Madame Bräutigam, qu’est-ce que la politique étrangère féministe ?
La politique étrangère féministe vise à renforcer les droits ainsi que la représentation et les ressources des femmes et des groupes marginalisés sur toute la planète. La politique étrangère féministe n’est donc pas une politique de femmes pour les femmes : elle concerne tout le monde et profite à tout le monde. Selon le contexte, il est possible que, dans une société, les hommes fassent également partie d’un groupe défavorisé.
Par ailleurs, pour nous, la politique étrangère féministe n’est pas un domaine politique supplémentaire qui vient s’ajouter à la politique de sécurité, de développement et à d’autres, mais une manière d’agir qui s’applique à tous les domaines de la politique étrangère. C’est une politique ancrée dans l’accord de coalition de l’ensemble du gouvernement allemand. C’est la raison pour laquelle le ministère du Développement a aussi adopté une politique de développement féministe étroitement coordonnée avec nos services.

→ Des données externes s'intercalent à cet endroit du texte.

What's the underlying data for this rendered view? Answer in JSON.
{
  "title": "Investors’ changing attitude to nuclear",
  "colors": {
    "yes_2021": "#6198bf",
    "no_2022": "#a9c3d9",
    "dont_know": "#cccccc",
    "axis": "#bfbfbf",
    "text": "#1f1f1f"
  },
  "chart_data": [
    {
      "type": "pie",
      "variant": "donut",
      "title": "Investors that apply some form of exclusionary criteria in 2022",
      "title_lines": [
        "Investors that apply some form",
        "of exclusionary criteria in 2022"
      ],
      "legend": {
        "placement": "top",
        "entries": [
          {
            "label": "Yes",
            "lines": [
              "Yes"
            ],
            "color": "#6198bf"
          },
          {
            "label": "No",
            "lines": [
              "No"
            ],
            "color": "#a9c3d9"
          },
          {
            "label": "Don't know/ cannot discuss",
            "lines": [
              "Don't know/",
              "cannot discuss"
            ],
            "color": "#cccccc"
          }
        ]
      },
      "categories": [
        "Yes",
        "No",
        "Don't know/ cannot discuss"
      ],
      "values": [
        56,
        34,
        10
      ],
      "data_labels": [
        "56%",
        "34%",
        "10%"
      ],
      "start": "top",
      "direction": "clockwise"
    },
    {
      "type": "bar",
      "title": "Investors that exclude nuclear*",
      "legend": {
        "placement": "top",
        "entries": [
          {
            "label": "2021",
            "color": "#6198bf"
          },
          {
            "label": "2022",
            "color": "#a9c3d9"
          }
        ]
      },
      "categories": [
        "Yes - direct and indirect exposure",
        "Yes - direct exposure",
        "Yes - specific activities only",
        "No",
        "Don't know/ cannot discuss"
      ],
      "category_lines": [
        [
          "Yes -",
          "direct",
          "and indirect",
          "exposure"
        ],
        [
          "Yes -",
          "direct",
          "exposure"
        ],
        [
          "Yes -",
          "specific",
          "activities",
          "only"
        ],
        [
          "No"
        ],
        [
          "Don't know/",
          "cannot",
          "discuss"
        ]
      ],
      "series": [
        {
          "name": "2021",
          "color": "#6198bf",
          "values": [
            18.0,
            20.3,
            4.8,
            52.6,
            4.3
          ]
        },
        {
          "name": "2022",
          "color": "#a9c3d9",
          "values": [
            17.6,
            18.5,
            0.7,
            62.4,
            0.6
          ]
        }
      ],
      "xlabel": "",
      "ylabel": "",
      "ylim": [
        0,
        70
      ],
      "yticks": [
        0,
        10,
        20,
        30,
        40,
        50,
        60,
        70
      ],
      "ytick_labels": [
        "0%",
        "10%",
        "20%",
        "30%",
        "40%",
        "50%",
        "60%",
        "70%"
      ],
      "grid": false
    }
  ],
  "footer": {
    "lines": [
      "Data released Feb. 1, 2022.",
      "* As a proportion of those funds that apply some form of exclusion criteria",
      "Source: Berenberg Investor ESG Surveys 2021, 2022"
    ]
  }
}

Nous ne traitons pas la politique étrangère féministe en tant que concept académique. Notre objectif est de la mettre en œuvre de la manière la plus opérationnelle et pragmatique possible. Ce que nous faisons doit avoir une utilité concrète pour chacune des personnes. En même temps, la politique étrangère féministe n’est pas une baguette magique qui pourrait résoudre tous les problèmes comme par enchantement. Ce n’est pas du jour au lendemain qu’elle déclenchera des changements : elle exige un travail de longue haleine.
Quelles sont vos tâches, en tant qu’ambassadrice en mission spéciale pour la politique étrangère féministe ?
Avec mon équipe, nous avons pour mission d’étendre la politique étrangère féministe à tous les domaines de la politique étrangère allemande et de la promouvoir à l’échelle internationale, en collaboration avec des partenaires.
Quels sont les effets positifs de la politique étrangère féministe par rapport à la politique étrangère classique ?
La politique étrangère féministe tente d’éviter que nous laissions des angles morts et négligions les effets de notre politique. Cela permet, dans un premier temps, d’avoir une meilleure image, notamment en ce qui concerne les dilemmes existants en matière de politique étrangère. Nous essayons toujours de tenir compte de tous les groupes d’une société. Si l’on fait en sorte que tous les groupes concernés soient impliqués dans un processus, les résultats sont meilleurs et plus durables. Les accords de paix incluant des femmes et des minorités à la table des négociations résistent plus longtemps. Il est avéré que les sociétés plus inclusives sont plus résilientes, plus stables et très souvent aussi plus prospères économiquement.
Pouvez-vous citer un exemple de réussite en matière de politique étrangère féministe ?
Prenons l’exemple de la situation des femmes et des filles en Iran. Une politique étrangère féministe signifie, pour nous, qu’au vu de l’oppression brutale des femmes en Iran, il ne peut précisément pas y avoir de « business as usual » avec le régime de ce pays. Au contraire : au sein des Nations Unies, malgré une forte résistance, nous nous sommes engagés à créer une mission de « fact finding » sur la situation des droits humains en Iran ; nous avons pu la prolonger récemment. L’objectif de cette mission est de documenter les crimes commis par le régime iranien contre sa population, en particulier dans le cadre de la répression des manifestations menées par les femmes. Nous envoyons ainsi un signal contre ce climat d’impunité qui règne en Iran et qui encourage la violence arbitraire des autorités. Nous avons pris des sanctions massives contre les dirigeants iraniens ; nous avons mis à disposition des Iraniennes particulièrement menacées des visas humanitaires et des places au sein de programmes de protection.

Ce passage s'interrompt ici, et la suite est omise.